Examinó meticulosamente los cuerpos de los monstruos, observándolos detenidamente en varias etapas.
Al usar el microscopio, pudo examinar los cuerpos de las criaturas a nivel microscópico, obteniendo una visión más profunda de su composición, estructura y cualquier característica anómala que podría haber eludido la vista sin ayuda.
«Guau…
asqueroso,» pensó Rain mientras sentía escalofríos en su piel.
Lo que Rain estaba viendo era un montón de gusanos agrupándose entre sí y eventualmente desintegrándose en cosas que ni siquiera podían ser vistas con el microscopio.
Sin embargo, Rain podía decir que dejaron de ser cosas que se movían como bacterias para convertirse en algo definitivamente muerto…
—No se convierten en nada después de liberar toda esa energía…
—dijo Larisa—.
Parece que sus cuerpos dejaron de funcionar correctamente una vez que sufrieron demasiado daño para sostenerse.
Por eso se descomponen tan rápido…
es justo como los primeros dragones que encontramos.
—La diferencia es que los cuerpos de estos nuevos son mucho más estables, y las crías que maté no podían utilizarse para nada, en cuanto los mataba, se convertían en esta cosa viscosa —dijo Nigel—.
Sin embargo, parece que ahora podemos decir que los primeros dragones abandonaron el mundo en algún momento, y los dragones que llegaron hace dos semanas saben dónde están.
Rain sintió una energía ominosa dentro de él creciendo.
Nigel y Larisa no ocultaban su sed de sangre, pero la mujer en la oscuridad y su sed de sangre no tenían rival.
En comparación con ellos, Larisa y Nigel parecían la ira de un niño.
—Les agradecería si pudieran calmarse —dijo Rain.
—…
Los primeros dragones aún están por aquí, incluso después de cincuenta mil años…
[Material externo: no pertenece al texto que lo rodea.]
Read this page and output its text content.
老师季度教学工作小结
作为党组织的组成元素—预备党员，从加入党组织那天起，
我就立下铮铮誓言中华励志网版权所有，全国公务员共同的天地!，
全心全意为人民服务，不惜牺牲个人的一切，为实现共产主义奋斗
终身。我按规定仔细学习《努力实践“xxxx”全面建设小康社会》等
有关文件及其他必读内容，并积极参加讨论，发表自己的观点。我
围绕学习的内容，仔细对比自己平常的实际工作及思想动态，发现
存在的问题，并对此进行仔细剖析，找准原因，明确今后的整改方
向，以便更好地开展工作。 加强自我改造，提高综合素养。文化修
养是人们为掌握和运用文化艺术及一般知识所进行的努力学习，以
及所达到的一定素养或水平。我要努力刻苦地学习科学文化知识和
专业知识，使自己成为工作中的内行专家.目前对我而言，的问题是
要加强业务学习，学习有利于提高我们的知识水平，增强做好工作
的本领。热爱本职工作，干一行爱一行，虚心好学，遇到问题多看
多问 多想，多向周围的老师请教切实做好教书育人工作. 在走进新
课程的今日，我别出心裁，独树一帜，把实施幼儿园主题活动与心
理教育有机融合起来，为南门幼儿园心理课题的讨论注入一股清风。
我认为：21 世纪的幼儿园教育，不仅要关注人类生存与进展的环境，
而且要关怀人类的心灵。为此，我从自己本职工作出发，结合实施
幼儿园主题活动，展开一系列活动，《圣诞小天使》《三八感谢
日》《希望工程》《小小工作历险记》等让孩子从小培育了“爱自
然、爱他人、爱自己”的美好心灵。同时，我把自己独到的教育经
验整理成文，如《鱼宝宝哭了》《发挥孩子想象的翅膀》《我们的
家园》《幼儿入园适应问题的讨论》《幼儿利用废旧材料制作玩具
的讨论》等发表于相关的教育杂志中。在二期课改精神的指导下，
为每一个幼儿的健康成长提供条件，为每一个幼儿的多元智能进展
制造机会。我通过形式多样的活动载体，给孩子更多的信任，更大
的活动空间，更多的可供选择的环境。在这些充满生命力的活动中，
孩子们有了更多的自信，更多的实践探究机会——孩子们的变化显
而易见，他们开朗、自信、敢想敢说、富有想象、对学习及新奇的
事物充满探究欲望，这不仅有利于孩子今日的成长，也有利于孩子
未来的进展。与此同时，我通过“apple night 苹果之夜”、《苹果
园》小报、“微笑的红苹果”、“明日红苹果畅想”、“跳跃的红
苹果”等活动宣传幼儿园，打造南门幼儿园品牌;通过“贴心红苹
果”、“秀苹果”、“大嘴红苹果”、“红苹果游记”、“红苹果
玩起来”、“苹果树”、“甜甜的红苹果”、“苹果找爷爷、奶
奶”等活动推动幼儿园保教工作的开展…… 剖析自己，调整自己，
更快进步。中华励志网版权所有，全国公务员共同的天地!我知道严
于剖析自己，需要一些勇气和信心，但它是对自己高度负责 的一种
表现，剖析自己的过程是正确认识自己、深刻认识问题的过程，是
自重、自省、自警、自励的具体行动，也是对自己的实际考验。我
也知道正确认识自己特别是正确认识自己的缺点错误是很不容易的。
Realmente no puedo entender qué tipo de criatura son —dijo Larisa.
Rain decidió mantenerse callado, ya que no saldría nada bueno de alentar la sed de sangre de esos tres.
Al final, pronto recibió un informe de que el otro grupo aún estaba luchando contra una masiva horda de monstruos.
—Dado lo que nos dijiste sobre este territorio, parece que las crías de los dragones están concentradas en la parte norte del continente —dijo Esmeralda y luego se detuvo a pensar por un momento—.
Tal vez querían congelar el océano y planeaban cruzar el hielo para luchar contra nosotros…
o en este caso, los semihumanos y la gente del mar.
—Deberíamos esperar un poco…
el otro grupo estará cansado después de esto, pero al menos tienen mucha gente capaz de su lado —dijo Branden—.
Tienen un montón de guerreros que tienen cientos si no miles de años.
No tenemos que preocuparnos ya que la tormenta no cambió en absoluto.
Rain era consciente de eso, pero eso solo le preocupaba ya que era imposible que los dragones no supieran que ellos estaban allí…
en cualquier caso, el grupo esperó y continuó matando a los monstruos que seguían acercándose durante las siguientes dos horas.
Finalmente, también recibieron un informe de que el segundo grupo finalmente estaba haciendo progreso en disminuir el número de monstruos en su lado…
pronto, podrían avanzar hacia las montañas y luchar contra los dragones de hielo más cercanos.
Sin embargo, el destino tenía algo más reservado para todos ellos…
La tranquilidad del momento se rompió abruptamente cuando toda la extensión comenzó a temblar y sacudirse, enviando ondas de caos por todo el paisaje.
A pesar de flotar seguros en la plataforma, el grupo sintió los temblores, una sensación que parecía emanar desde el mismo núcleo de la tierra.
Simultáneamente, un aura siniestra y ominosa comenzó a envolver el entorno, enviando escalofríos por sus espinas dorsales.
Pronto, la superficie congelada debajo de ellos empezó a fracturarse, dividiéndose en profundas y dentadas fisuras que serpenteaban por el terreno cubierto de nieve.
Estas grietas se ensanchaban y extendían en todas direcciones, creando una vista inquietante contra el paisaje congelado.
Los temblores persistieron por varios minutos intensos, cada segundo amplificando la sensación de peligro inminente e inestabilidad.